In the wake of the election results of 8 March 2008, this nation of ours is calling for a new national narrative that reflects, perhaps for the first time, the multilayered complexity of the Malaysian nation in motion.
Now more than ever the idealism of the likes of Burhanuddin al-Helmy, who could imagine a plural nation with a complex culture, is needed. And now more than ever we need a voice like that of the late Doctor’s who will remind the bellicose hate-mongers among us that this is the home of all Malaysians (including pigs born and raised in Malaysia); and that the only “Indians” and “Chinese” who will return to India and China one day happen to be tourists here on holiday.
For the rest of us, this is our home — whether the sectarian communitarians among us like it or not.
Dr Farish A Noor is senior fellow at the S Rajaratnam School of International Studies, NTU, Singapore and affiliated professor at Universitas Muhamadiyah Surakarta, Indonesia. He is the co-founder of The Other Malaysia website, which is a sustained effort to highlight the marginalised aspects of Malaysian history, politics and popular culture.
James Selva says
I think it is a good piece. Now I know who is Dr.Burhanuddin is and they have a raod named after him in Tam Tun Dr Ismail. Hope it is the same person.My best wishes on your online news site.
glen e says
Good news, indeed, that you’re still writing, Dr Farish! Your fans miss you at The Other Malaysia! Thank you for the continuing effort to light a torch where darkness prevails.
Anne says
Pleased to know that I will still be able to enjoy your articles.

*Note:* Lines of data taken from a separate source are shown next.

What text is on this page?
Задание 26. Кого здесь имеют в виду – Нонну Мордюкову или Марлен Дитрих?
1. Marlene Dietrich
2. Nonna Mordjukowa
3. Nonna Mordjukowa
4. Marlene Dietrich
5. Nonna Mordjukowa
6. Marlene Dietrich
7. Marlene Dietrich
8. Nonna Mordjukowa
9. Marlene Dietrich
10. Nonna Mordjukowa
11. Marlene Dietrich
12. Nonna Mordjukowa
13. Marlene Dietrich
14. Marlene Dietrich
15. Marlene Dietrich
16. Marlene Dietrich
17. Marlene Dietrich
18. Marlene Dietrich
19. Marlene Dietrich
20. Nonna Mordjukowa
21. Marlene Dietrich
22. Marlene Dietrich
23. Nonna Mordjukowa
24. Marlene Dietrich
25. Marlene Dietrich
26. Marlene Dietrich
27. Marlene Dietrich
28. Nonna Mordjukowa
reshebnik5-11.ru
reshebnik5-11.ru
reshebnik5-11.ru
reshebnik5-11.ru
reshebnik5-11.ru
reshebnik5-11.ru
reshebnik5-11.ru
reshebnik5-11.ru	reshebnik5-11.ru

By the way, if (according to the neanderthals who cannot fathom intelligent discourse), the Chinese must return to China and Indians to India, where would one of mixed parentage like me go….?
Victor Chin says
That Burhanuddin Helmi was such an outstanding Malaysian at his time and if we all knew more of his thoughts it would be even more important for our fellow citizens in the future. His name is also connected by geography to a piece of news about a photographic exhibition in Taman Tun Dr Ismail. My fellow photographer friend Eric Peris and i happen to be having a photographic exhibition at No 80 Jln Burhanuddin Helmi till the 31 August. This show ‘Form & Emptiness’ explores the Buddhist ruins and dessicated statues of Buddha in Sukhothai and Ayutthaya 400 years ago in Thailand and what is left of the two cities today. The picture of the past of our neighbours and also in our country has many dark and contradictory sides. At the heart of it is the our human nature to dominate and subjugate another by any means. This battle is still being fought not just here but in every corner of this planet. Come a take a look at the exhibition and it may be our waring-selves we are looking at.